En plat, le lapin au four était cuit avec des tomates et du vin blanc, et présenté en morceaux sur une purée de topinambour et de légumes-racines grillés, nappé de la sauce qui a servi de marinade. C'était une assiette vaillante, résolue, réalisée par quelqu'un qui sait où il va avec les condiments et les parfums. Vous savez ce genre de hardiesse sur le plat, à la limite de l'arrogance.

Courge et marrons

Les ravioli, servis tout seul en «secondo» et dont la pâte était un peu épaisse, étaient remplis d'un mélange de purée de courge et de marrons, bien assaisonnés et nappés d'une sauce crémeuse parfumée à la sauge fraîche.
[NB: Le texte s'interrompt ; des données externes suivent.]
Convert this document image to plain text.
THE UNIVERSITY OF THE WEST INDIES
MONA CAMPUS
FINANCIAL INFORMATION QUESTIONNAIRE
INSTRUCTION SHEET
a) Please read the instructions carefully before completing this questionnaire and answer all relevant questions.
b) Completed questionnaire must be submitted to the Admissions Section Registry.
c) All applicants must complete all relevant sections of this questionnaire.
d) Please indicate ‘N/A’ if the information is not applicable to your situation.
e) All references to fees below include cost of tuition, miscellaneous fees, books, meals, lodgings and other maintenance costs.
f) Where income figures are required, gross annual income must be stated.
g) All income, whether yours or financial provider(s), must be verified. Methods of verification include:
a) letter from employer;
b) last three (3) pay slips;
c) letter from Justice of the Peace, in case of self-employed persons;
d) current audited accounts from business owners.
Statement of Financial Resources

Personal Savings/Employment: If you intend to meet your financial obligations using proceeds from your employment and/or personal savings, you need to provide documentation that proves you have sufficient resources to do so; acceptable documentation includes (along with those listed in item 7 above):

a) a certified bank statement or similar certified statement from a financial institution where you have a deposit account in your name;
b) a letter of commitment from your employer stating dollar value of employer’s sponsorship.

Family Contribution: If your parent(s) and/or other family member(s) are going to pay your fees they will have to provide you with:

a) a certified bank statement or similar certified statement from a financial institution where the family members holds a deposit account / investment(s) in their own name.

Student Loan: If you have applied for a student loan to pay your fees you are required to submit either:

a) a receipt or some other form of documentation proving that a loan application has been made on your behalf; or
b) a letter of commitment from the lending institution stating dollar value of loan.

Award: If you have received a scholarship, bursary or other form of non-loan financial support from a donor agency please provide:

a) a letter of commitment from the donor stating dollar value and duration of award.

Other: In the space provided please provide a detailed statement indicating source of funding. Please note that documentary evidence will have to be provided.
À la carte, on proposait aussi plusieurs grillades: côtes de veau, double côte de porc, boeuf Angus en «rib eye», la plupart servis sur des sauces très conventionnelles, mais qui semblaient ravir tous ceux qui les avaient choisis. C'est un genre, mais on ne s'en lasse pas si on a froid et si on a faim.

Finalement, des douceurs prévisibles certes, mais bien faites et c'est ce qui compte. Le tiramisu aromatisé au Baileys ressemblait à s'y méprendre au classique vénitien. Servi dans une petite coupelle, il est devenu un dessert un peu chic.

Bref, ce resto incarne ce qu'on attend d'un endroit du genre, une cuisine songée, bien enracinée, simple dans son traitement et sa présentation. On ressort de là avec des petites fleurs dans les yeux, car on a sacrément bien mangé.

Inferno

6850, rue Saint-Dominique, 514-274-0666

Prix: Ce n'est pas donné mais ce n'est pas non plus très cher. Disons autour de 12-15$ pour les entrées, et 24$ pour les plats, desserts à 7$. Comptez donc environ 160$ avec les taxes et le service en comptant quatre verres de vins.

Faune: Assez débridée, qui ne manque aucune occasion pour lever les verres et commencer une conversation avec ses voisins, le serveur, le cuisinier. Ambiance consensuelle!

Service: Un sourire, un mot sympa, de la gentillesse, c'est quelque chose quand même. Surtout au resto. Ici, on a tout le paquet (et un peu d'humour et d'esprit: la totale!).

Décor: Cadre un peu épuré mais avec beaucoup de bois, de poutres au plafond, de métal sur les murs, et un menu sur une ardoise hi-tech aux enluminures rose nanane.

Vin: Petite carte efficace, pas spécialement bon marché mais quelques bons choix au verre (trop peu nombreux à notre avis), presque tous italiens bien entendu.

Plus: Un excellent choix de musique contribue à l'ambiance. Cuisine généreuse, parfaite pour les appétits voraces.

Moins: Des fautes d'orthographe sur le menu!

On y retourne? Oui. Sans aucun doute.